Its been an exhausting two years for all of us since the Covid 19 pandemic hit us. And just when it felt like we were seeing some light at the end of the tunnel of public health measures and restrictions on our lives, along has come a new variant to upset the apple cart once more. We’re all of us struggling to find the reserves of energy to cope with what can feel like a crisis without an end in sight, and some people are still being hit harder than others – whether because of economic or social vulnerability.
At SCSN, we have just taken the disappointing decision to postpone our staff Christmas dinner, and instead will be holding another virtual Christmas party. Its not ideal, but on balance we feel it is the best way of keeping ourselves and each other safe.

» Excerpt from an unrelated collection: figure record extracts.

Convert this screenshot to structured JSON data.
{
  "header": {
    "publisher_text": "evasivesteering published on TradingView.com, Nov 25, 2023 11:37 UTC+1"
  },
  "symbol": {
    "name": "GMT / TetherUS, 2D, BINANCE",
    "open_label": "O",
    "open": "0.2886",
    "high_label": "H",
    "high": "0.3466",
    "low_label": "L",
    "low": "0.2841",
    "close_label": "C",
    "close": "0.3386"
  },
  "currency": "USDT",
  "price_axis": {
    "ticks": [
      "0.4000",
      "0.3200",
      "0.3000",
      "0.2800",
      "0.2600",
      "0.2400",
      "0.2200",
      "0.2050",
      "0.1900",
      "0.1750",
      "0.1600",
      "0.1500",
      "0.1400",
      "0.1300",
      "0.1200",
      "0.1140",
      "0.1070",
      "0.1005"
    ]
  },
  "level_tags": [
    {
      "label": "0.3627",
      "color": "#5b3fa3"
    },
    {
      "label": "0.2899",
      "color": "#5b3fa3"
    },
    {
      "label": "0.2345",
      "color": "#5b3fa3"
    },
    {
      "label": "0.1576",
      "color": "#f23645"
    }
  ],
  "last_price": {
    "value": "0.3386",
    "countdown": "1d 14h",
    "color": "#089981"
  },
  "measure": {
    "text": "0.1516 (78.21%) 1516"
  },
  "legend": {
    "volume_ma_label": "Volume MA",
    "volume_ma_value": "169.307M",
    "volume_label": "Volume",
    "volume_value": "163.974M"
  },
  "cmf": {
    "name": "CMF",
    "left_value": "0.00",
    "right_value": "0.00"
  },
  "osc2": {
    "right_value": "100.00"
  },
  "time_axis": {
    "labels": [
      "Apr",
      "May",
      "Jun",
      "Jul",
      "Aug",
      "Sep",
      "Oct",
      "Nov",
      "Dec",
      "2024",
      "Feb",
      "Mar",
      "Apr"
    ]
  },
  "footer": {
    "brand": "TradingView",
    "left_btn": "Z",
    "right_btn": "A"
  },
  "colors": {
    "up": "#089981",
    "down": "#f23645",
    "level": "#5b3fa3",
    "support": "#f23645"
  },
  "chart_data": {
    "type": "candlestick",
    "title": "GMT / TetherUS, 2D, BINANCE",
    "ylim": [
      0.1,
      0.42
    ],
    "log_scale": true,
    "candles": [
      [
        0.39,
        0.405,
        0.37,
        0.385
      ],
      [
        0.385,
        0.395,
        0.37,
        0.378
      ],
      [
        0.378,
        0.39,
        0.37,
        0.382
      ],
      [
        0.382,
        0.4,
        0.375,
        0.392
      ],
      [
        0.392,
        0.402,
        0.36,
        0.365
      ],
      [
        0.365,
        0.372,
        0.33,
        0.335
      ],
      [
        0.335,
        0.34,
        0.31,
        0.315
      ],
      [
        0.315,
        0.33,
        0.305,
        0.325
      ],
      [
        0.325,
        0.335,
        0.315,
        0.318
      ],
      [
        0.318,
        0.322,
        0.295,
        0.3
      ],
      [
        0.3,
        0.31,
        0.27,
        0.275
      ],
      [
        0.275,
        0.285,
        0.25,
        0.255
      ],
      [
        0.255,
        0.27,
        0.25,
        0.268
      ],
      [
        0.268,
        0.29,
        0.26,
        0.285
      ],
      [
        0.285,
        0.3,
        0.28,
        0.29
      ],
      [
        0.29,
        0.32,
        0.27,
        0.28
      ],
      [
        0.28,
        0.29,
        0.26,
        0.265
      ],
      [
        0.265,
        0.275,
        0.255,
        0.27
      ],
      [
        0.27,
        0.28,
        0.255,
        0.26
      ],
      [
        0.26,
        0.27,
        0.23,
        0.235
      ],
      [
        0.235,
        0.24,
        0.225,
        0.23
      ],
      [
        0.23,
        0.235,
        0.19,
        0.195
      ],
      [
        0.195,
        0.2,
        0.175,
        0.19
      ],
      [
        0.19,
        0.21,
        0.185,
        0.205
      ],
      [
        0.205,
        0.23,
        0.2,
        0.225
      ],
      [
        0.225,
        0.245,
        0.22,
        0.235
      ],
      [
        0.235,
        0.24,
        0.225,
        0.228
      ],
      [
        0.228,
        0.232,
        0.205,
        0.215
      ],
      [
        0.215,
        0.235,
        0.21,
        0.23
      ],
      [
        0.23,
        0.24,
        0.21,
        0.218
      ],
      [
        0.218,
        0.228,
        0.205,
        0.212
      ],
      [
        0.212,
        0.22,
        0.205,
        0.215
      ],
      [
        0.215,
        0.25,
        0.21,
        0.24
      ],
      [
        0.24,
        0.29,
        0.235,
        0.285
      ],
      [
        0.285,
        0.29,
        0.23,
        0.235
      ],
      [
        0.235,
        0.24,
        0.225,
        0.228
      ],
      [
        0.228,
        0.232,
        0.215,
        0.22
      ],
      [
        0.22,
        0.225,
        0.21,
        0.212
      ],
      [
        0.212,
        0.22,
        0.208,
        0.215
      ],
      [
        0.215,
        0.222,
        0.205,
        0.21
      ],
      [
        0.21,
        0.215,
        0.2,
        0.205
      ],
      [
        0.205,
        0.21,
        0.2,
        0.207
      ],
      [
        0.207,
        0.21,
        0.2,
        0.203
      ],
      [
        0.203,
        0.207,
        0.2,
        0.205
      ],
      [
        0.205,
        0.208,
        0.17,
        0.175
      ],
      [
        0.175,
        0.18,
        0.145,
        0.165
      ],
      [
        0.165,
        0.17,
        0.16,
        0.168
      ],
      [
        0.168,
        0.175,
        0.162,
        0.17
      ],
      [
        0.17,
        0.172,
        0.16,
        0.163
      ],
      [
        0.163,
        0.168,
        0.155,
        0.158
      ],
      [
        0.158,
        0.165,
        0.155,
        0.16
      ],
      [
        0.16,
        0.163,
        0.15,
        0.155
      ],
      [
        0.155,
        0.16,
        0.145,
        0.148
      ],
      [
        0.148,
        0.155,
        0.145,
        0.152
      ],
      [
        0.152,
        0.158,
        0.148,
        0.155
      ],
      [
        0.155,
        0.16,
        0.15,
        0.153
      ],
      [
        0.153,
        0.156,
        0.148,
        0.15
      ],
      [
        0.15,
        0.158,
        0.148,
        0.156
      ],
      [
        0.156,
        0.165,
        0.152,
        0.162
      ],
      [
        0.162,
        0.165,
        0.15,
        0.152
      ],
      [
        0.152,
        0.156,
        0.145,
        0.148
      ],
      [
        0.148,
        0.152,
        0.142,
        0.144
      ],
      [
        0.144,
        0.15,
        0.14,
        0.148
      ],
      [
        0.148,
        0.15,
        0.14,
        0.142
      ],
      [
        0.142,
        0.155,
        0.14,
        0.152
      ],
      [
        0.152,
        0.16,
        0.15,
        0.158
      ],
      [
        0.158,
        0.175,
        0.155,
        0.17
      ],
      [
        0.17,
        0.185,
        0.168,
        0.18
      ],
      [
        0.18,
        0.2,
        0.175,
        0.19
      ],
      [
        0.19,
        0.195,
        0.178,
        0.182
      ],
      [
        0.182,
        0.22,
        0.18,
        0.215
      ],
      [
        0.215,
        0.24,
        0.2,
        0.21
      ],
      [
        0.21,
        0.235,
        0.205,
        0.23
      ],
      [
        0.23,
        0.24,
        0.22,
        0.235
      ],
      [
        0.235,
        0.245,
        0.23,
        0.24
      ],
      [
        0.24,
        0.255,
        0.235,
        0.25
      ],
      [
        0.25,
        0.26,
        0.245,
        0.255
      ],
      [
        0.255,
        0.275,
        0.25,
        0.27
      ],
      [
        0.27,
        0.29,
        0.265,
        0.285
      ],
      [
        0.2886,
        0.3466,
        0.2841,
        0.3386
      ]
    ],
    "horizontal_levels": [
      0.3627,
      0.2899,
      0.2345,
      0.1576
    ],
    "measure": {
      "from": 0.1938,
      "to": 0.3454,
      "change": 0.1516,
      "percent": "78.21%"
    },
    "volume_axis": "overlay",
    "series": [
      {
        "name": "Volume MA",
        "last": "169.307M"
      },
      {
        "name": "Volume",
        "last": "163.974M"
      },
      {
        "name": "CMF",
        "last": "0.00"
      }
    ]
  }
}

We believe in evidence-based policy and practice in everything we do. We also believe that when communities come together in a spirit of solidarity we can overcome the greatest of challenges. Therefore, we strongly support the Public Health Scotland and NHS guidance around Covid 19 and the Omicron variant.
The science is clear. Wearing masks in public places reduces the risk of transmission of Covid. Getting vaccinated, and crucially taking the booster vaccination when you are offered it, reduces the risk of serious illness, death and onward transmission of the virus. Taking regular lateral flow tests is another protective measure we can all take to keep ourselves and others safe. Self-isolating if you’ve been a contact of someone with Covid is also really important.
None of these measures is perfect or reduces risk to zero. But taken together they can vastly reduce the risk of serious illness, death and serious ongoing disruption to our lives. The same is true of public health approaches to any issue. Rarely is one intervention enough on its own, but when a range of measures are taken – risks to our health can be substantially reduced.
Taking the example of HIV, condoms are not a fail-safe way of preventing HIV transmission. But used alongside regular sexual health testing, knowing your status and being on effective treatment, and use of preventative medications such as Pre-exposure Prophylaxis, and campaigns to reduce stigma associated with HIV, we’re getting very close to being able to eliminate HIV transmission in Scotland and in the UK. This looks like being one of the great successes of public health policy in the United Kingdom.
Few of us would think twice about using personal protective equipment (PPE), in this case condoms, to protect our sexual health. So, it would surely be odd to object to using masks to prevent Covid 19 infection and transmission.
Communities most affected by viruses like HIV would be absolutely jubilant if a vaccine was discovered that could prevent infection and would rush en masse to be vaccinated. In the case of Covid 19, we’re incredibly lucky that scientists have managed to do this in such a short space of time – building on research on previous coronaviruses over the past few decades.
We know there are good reasons why some people don’t trust some of the people or organisations in positions of power, like governments, political leaders and even big pharma. Some communities have been desperately let down by these people and organisations. You didn’t deserve to be. Its so disappointing when leaders, politicians or corporations are found to have let us down and broken our trust. We feel that disappointment too. It undermines the good, honest and hardworking people who are trying to protect our health and wellbeing.
It can be a good idea never to take anything at face value and do your research. But there are such things as credible sources of information and sources that have no credibility. Scientific research must meet stringent rules such as being peer reviewed, using double blind randomised controlled trials and declaring conflicts of interest. These are good ways of checking whether a source of evidence is a credible one or one that should be treated with suspicion.
Videos created by Youtube users with no professional qualifications or expertise are not credible sources of information, however much they may chime with our feelings or disappointments in politicians, governments or big corporations – and however valid some of those feelings are.
So, we strongly urge everyone in Scotland to take the advice of scientists and public health professionals and wear masks, get your vaccines, take regular lateral flow tests and self-isolate when required.
Let’s all work together again to channel the early spirit of the pandemic and protect ourselves, protect the people we love and work with, rather than against, the people who are doing their very best to get us through this crisis – the wonderful doctors, nurses, ambulance drivers, care home staff and other key workers who once again will be asked to go the extra mile for us all.
We wish you a safe festive season with those you love.